Il sourit ; presque un rire. Il avait un visage agréable ; on eût dit que Miss Lelache lui plaisait.
— Mais écoutez, Mr. Orr, comment diable pourrais-je obtenir la moindre preuve concernant vos rêves ? Surtout si vous détruisez toutes les preuves à chaque fois que vous rêvez en changeant tout depuis le pléistocène ?
— Pouvez-vous, demanda-t-il avec une fermeté soudaine, comme si l’espoir lui était revenu, Pouvez-vous, étant ma conseillère juridique, demander à être présente lors d’une de mes consultations chez le docteur Haber – si vous le désirez ?
— Eh bien, c’est possible. On pourrait arranger cela, mais il faut une bonne raison. Appeler un juriste comme témoin pour un éventuel cas d’atteinte à la vie privée, cela risque de ruiner vos relations avec votre médecin. Bien qu’apparemment ces relations ne soient pas particulièrement satisfaisantes, mais il est difficile de juger de l’extérieur. Le fait est que vous devez lui faire confiance, et, vous le savez, lui aussi doit avoir confiance en vous, d’une certaine façon. Si vous lui mettez un conseiller juridique sur le dos parce que vous ne voulez plus de ses soins, eh bien, que va-t-il faire ? Sans doute essaie-t-il de vous aider ?
— Oui ! Mais il m’utilise pour des besoins expéri…
Orr n’eut pas le temps de finir sa phrase : Miss Lelache venait de se raidir ; l’araignée, enfin, avait aperçu sa proie.

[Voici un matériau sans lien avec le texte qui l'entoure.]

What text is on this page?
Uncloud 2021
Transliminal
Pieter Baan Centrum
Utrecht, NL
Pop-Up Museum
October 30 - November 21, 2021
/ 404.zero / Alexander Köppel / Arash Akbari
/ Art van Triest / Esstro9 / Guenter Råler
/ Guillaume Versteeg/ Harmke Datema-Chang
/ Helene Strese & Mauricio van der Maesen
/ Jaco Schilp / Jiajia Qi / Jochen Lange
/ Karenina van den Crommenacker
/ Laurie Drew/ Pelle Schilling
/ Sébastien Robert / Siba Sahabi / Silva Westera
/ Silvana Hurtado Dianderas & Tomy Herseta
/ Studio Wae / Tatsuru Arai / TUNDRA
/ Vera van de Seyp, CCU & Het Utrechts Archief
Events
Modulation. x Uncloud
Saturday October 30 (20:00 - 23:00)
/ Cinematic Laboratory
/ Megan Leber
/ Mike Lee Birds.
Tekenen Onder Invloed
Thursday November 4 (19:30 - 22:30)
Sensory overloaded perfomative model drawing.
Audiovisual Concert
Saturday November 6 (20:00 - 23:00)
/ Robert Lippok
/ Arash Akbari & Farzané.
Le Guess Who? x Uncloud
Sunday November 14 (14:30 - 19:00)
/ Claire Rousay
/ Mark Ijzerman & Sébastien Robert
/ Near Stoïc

— Des besoins expérimentaux ? C’est vrai ? Comment cela ? Cette machine dont vous parliez, est-elle expérimentale ? A-t-il l’approbation du Contrôle Médical ? Avez-vous signé une décharge, autre chose que les formulaires de TTV et celui relatif à l’hypnose ? On dirait que vous avez une bonne raison de vous plaindre, Mr. Orr.
— Pourriez-vous venir observer une séance ?

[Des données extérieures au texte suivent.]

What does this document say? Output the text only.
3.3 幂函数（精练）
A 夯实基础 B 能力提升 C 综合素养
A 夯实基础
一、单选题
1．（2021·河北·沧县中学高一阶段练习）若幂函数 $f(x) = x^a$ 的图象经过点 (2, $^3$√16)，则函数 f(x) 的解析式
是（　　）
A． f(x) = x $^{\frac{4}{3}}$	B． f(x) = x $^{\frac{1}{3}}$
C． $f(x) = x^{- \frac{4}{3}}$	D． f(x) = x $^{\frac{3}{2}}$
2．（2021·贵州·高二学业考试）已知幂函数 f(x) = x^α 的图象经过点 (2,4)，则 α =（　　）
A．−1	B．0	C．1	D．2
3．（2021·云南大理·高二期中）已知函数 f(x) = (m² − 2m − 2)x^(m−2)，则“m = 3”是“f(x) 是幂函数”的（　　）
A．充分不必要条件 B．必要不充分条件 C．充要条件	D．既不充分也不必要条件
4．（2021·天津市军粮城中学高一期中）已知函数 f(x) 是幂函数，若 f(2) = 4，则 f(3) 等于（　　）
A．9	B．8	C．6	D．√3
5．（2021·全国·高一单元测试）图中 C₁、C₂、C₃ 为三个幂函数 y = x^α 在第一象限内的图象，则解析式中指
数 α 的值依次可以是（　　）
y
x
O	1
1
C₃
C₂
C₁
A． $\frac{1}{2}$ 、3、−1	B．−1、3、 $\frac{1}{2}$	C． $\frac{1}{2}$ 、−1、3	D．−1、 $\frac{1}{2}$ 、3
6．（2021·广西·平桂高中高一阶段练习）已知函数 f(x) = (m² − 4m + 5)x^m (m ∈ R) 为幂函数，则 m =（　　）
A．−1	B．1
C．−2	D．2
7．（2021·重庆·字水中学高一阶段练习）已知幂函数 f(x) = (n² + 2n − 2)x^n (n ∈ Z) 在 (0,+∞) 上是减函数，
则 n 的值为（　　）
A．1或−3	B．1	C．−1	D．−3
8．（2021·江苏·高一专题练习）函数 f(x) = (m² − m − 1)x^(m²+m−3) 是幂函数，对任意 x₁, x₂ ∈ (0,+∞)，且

— Peut-être. Il vaudrait mieux alors se porter partie civile, bien sûr.
— Comprenez-vous que je ne veux pas créer d’ennuis au docteur Haber ? demanda-t-il d’un air embarrassé. Ce n’est pas ce que je veux. Je sais que ses intentions sont bonnes. Je veux seulement qu’on me soigne, pas qu’on m’utilise.

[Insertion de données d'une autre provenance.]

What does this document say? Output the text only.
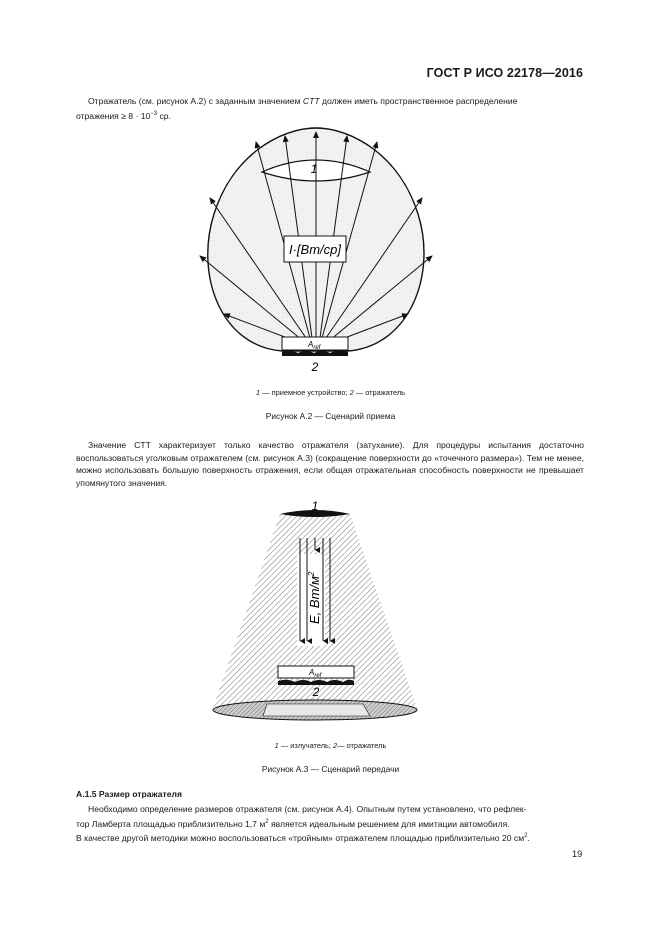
ГОСТ Р ИСО 22178—2016
Отражатель (см. рисунок А.2) с заданным значением CTT должен иметь пространственное распределение
отражения ≥ $8 \cdot 10^{-3}$ ср.
I·[Вт/ср]
1
$A_{ref}$
2
1 — приемное устройство; 2 — отражатель
Рисунок А.2 — Сценарий приема
Значение CTT характеризует только качество отражателя (затухание). Для процедуры испытания достаточно воспользоваться уголковым отражателем (см. рисунок А.3) (сокращение поверхности до «точечного размера»). Тем не менее, можно использовать большую поверхность отражения, если общая отражательная способность поверхности не превышает упомянутого значения.
1
E, $Вт/м^2$
$A_{ref}$
2
1 — излучатель; 2— отражатель
Рисунок А.3 — Сценарий передачи
А.1.5 Размер отражателя
Необходимо определение размеров отражателя (см. рисунок А.4). Опытным путем установлено, что рефлек-
тор Ламберта площадью приблизительно 1,7 $м^2$ является идеальным решением для имитации автомобиля.
В качестве другой методики можно воспользоваться «тройным» отражателем площадью приблизительно 20 $см^2$.
19
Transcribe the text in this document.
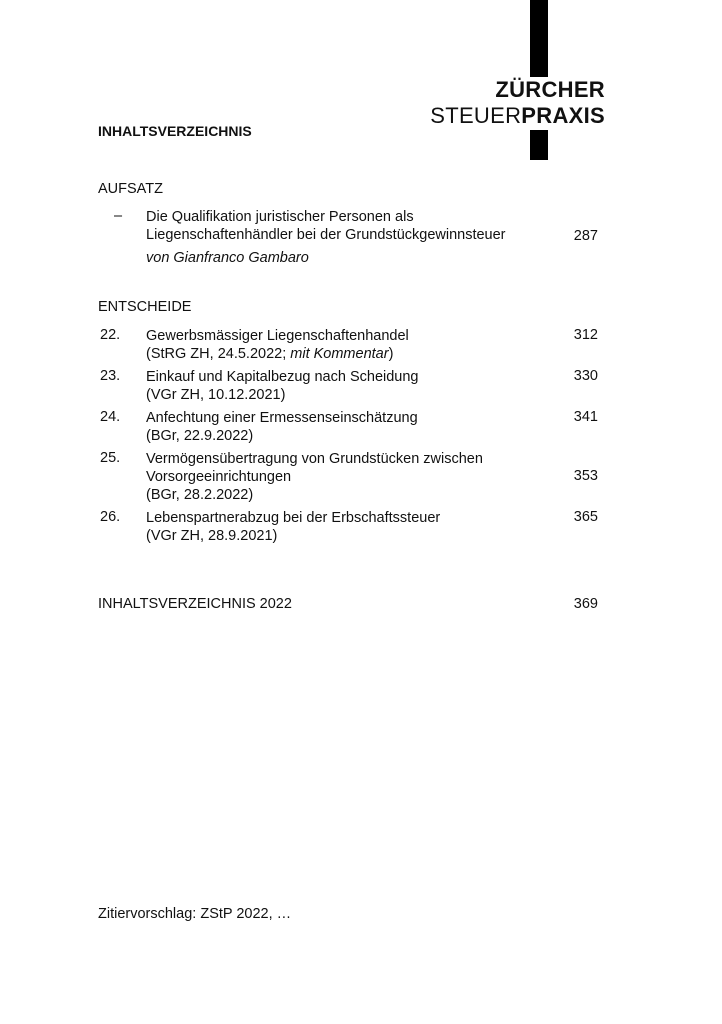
ZÜRCHER
STEUERPRAXIS
INHALTSVERZEICHNIS
AUFSATZ
– Die Qualifikation juristischer Personen als
Liegenschaftenhändler bei der Grundstückgewinnsteuer
von Gianfranco Gambaro
287
ENTSCHEIDE
22. Gewerbsmässiger Liegenschaftenhandel
(StRG ZH, 24.5.2022; mit Kommentar)
312
23. Einkauf und Kapitalbezug nach Scheidung
(VGr ZH, 10.12.2021)
330
24. Anfechtung einer Ermessenseinschätzung
(BGr, 22.9.2022)
341
25. Vermögensübertragung von Grundstücken zwischen
Vorsorgeeinrichtungen
(BGr, 28.2.2022)
353
26. Lebenspartnerabzug bei der Erbschaftssteuer
(VGr ZH, 28.9.2021)
365
INHALTSVERZEICHNIS 2022	369
Zitiervorschlag: ZStP 2022, …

— Si ses intentions sont bonnes et s’il emploie un appareil expérimental sur un sujet humain, alors il doit s’attendre à une inspection ; s’il le reconnaît honnêtement, il n’aura pas d’ennuis. J’ai déjà fait deux fois ce genre de travail. J’ai même été payée par le Contrôle Médical pour le faire. Une fois pour examiner un nouvel inducteur d’hypnose que l’on venait de monter à l’École Médicale, et qui ne marchait pas, d’ailleurs ; et l’autre pour assister à la démonstration d’une induction d’agoraphobie par suggestion, afin que les gens soient heureux au contact de la foule, à l’institut de Forest Grove. La démonstration a réussi, mais n’a pas été approuvée, car nous avons décidé qu’elle tombait sous le coup des lois contre le lavage de cerveau. Maintenant, je peux sans doute obtenir un ordre du ministère de la Santé pour enquêter sur cette machine que votre docteur emploie. Cela vous laisse donc en dehors de tout. En fait, je peux même ne pas vous connaître. Je suis une observatrice accréditée par le Contrôle Médical. Ainsi, si nous n’obtenons aucun résultat, vos relations avec lui resteront tout à fait intactes. Le seul problème, c’est que je dois être invitée à l’une de vos séances.
— Je suis le seul patient sur lequel il utilise l’ampli, d’après ce qu’il m’a déclaré. Il dit qu’il travaille toujours dessus – qu’il le perfectionne.
— Alors, c’est un appareil expérimental, quels que soient les résultats obtenus sur vous. Bon. Très bien, je vais voir ce que je peux faire. Cela me prendra au moins une semaine pour obtenir les papiers.